The Technical Merits of Opus

I took these numbers directly from the opus-codec.org homepage:

  • Bit-rates from 6 kb/s to 510 kb/s
  • Sampling rates from 8 kHz (narrowband) to 48 kHz (fullband)
  • Frame sizes from 2.5 ms to 60 ms
  • Support for both constant bit-rate (CBR) and variable bit-rate (VBR)
  • Audio bandwidth from narrowband to fullband
  • Support for speech and music
  • Support for mono and stereo
  • Support for up to 255 channels (multistream frames)
  • Dynamically adjustable bitrate, audio bandwidth, and frame size
  • Good loss robustness and packet loss concealment (PLC)
  • Floating point and fixed-point implementation

In English, Opus is an extremely flexible, lossy (some data is lost during compression and decompression) codec that can be used for low bit rate VoIP that outperforms existing codecs such as G.729 and speex. At the same time, it supports high fidelity music with a quality that surpasses mp3.

Open Source

Opus was designed to be an IETF standard with algorithms that are openly documented and a published reference implementation. However, Broadcom and xiph.org own software patents on some of the CELT algorithms and Skype (i.e. Microsoft) owns patents on some of the SILK algorithms. All three organizations have pledged to make them royalty free for use with Opus once the codec has been accepted as an IETF standard, but they also reserve the right to make use of their patents to defend against infringement suits.

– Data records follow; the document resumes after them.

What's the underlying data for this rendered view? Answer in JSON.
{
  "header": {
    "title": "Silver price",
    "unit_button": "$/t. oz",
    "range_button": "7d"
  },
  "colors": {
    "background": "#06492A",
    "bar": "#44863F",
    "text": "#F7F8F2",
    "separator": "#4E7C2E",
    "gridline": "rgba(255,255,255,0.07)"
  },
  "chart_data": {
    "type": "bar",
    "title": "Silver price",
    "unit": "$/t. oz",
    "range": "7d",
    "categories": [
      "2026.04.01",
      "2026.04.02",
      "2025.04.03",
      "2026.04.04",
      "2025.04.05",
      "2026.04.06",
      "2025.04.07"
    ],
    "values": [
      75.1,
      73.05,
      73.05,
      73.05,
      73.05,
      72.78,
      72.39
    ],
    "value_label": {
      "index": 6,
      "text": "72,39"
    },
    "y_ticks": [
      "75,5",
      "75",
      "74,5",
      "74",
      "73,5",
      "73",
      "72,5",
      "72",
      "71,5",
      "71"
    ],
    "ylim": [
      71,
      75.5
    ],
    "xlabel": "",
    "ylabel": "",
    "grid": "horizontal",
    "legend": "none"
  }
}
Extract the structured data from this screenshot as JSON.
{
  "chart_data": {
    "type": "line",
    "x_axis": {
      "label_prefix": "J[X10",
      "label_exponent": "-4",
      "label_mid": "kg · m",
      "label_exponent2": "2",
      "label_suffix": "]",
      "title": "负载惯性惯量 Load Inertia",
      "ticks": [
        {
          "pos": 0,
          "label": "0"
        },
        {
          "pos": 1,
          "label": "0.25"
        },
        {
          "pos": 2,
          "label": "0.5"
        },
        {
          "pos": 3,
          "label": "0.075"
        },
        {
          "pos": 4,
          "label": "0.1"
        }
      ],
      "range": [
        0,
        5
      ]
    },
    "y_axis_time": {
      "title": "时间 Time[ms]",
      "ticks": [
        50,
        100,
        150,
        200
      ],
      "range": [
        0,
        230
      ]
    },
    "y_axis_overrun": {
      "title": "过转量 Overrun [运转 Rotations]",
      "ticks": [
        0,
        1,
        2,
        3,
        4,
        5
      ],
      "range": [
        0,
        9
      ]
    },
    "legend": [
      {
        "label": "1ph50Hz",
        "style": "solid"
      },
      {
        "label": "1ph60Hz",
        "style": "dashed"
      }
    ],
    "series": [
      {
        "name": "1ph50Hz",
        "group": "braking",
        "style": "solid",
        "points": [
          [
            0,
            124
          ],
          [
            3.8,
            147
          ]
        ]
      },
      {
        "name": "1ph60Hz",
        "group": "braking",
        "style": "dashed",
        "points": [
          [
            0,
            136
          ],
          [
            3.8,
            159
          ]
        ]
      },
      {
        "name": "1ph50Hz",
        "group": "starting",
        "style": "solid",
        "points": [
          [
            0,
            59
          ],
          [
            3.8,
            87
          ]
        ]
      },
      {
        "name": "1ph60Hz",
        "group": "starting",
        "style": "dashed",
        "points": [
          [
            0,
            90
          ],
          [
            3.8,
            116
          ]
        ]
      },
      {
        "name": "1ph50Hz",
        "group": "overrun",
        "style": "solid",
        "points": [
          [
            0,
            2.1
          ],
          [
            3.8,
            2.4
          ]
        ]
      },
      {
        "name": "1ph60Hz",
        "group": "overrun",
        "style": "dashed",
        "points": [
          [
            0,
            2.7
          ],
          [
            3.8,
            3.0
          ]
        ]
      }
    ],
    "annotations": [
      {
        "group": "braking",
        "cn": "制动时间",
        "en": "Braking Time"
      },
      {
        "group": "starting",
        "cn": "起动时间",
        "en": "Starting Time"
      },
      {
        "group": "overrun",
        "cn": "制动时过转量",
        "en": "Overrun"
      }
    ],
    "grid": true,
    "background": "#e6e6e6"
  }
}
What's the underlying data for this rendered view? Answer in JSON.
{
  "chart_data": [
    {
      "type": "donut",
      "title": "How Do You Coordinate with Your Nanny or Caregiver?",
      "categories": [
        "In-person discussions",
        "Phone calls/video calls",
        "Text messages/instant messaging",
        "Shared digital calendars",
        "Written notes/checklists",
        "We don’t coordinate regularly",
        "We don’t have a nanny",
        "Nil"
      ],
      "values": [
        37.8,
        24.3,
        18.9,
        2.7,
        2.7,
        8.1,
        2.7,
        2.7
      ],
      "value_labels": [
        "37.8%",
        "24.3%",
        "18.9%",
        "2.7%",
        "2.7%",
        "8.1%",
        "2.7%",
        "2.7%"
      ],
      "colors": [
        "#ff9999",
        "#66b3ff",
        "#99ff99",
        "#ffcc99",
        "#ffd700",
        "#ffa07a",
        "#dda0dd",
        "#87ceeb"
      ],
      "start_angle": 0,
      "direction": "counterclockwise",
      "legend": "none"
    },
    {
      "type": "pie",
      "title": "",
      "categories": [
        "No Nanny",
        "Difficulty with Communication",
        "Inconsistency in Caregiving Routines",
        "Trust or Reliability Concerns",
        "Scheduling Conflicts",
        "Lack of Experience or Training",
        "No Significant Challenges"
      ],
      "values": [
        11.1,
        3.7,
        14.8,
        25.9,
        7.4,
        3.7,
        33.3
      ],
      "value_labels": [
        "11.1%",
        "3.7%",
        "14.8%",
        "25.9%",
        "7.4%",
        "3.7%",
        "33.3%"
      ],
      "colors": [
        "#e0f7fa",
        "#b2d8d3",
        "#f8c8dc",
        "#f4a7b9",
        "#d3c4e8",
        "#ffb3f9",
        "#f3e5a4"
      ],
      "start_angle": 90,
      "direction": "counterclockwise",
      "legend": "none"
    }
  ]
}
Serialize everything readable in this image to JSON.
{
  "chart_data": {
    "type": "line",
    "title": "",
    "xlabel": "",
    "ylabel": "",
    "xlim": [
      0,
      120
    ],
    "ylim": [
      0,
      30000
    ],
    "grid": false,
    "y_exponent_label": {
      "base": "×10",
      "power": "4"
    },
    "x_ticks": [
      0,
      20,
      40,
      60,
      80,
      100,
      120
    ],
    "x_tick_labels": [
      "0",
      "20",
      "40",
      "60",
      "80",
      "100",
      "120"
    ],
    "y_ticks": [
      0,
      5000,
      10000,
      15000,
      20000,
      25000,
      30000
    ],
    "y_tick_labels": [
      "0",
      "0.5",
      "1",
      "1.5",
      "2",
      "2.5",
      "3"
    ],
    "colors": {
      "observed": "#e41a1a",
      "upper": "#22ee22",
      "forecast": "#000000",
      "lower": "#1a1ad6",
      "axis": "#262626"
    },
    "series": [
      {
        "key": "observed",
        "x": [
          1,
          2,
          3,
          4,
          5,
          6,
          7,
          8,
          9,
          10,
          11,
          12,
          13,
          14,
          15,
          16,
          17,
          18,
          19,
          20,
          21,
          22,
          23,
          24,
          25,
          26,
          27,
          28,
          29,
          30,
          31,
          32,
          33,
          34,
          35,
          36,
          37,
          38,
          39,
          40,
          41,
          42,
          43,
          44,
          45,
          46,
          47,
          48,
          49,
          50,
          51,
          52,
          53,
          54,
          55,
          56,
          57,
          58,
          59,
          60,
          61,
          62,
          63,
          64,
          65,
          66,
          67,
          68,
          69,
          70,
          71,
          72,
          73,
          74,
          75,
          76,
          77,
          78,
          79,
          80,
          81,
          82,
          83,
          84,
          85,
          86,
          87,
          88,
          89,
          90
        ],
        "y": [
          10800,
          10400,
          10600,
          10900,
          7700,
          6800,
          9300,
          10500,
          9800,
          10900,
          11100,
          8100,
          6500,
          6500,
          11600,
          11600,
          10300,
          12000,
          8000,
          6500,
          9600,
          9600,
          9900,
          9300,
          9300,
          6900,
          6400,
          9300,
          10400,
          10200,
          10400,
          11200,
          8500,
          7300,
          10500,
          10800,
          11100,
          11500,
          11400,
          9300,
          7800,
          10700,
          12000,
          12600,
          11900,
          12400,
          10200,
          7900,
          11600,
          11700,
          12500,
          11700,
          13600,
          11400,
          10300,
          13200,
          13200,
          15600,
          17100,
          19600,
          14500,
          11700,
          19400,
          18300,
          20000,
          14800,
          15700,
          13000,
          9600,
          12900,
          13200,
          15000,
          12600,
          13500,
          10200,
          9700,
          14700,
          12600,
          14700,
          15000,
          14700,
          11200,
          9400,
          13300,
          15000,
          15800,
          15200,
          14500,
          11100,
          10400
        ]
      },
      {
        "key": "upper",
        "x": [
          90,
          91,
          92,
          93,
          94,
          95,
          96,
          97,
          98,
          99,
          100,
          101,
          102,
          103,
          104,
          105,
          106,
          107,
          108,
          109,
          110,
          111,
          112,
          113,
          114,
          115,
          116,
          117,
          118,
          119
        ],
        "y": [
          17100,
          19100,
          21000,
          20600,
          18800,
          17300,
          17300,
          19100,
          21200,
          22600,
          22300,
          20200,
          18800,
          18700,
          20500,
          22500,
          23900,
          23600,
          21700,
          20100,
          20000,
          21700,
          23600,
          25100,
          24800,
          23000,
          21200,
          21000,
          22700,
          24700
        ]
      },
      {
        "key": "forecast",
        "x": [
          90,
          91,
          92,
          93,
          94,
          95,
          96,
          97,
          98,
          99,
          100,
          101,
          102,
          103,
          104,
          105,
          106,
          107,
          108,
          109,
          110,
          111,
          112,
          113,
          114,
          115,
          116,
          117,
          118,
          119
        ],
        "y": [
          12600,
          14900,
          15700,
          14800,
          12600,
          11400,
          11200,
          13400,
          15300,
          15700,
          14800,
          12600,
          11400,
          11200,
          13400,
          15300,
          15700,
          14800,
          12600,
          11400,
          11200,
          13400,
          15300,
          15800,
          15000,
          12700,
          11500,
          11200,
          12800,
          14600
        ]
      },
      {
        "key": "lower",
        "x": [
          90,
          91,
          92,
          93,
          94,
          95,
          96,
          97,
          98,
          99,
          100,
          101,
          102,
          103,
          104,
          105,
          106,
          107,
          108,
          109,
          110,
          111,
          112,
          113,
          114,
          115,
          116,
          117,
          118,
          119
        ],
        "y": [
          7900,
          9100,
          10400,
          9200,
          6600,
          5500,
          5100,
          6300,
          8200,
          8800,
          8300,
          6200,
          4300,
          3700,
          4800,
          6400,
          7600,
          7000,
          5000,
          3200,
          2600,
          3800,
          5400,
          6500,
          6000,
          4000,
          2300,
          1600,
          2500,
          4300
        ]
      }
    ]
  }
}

So, open source and patent free to a point. I am no lawyer, but I also have great faith in the IETF and if they are comfortable with this arrangement, then who am I to question it.

Google

The fact that Google has hitched its wagon to Opus isn’t something we can ignore. As one of the major drivers of WebRTC, Google has a lot of sway in its development and adoption. Having Opus as the default codec in Chrome is a big deal.

Of course, Google isn’t the only force driving WebRTC. Mozilla supports Opus for WebRTC in Firefox and since Chrome and Firefox are the two predominant WebRTC browsers, the Opus exposure is huge.

Final Thoughts

From everything I’ve read and heard, Opus is here to stay. In fact, I recently spoke with the WebRTC team at AudioCodes and they told me that they run native Opus in their 420HD and 440HD phones. This means that you can create a WebRTC call from a browser to one of their phones without having to transcode. I expect that other vendors will follow along that same path and Opus will make its way into aspects of VoIP that have nothing to do with WebRTC. And you know me, I love unified communications when it is truly unified.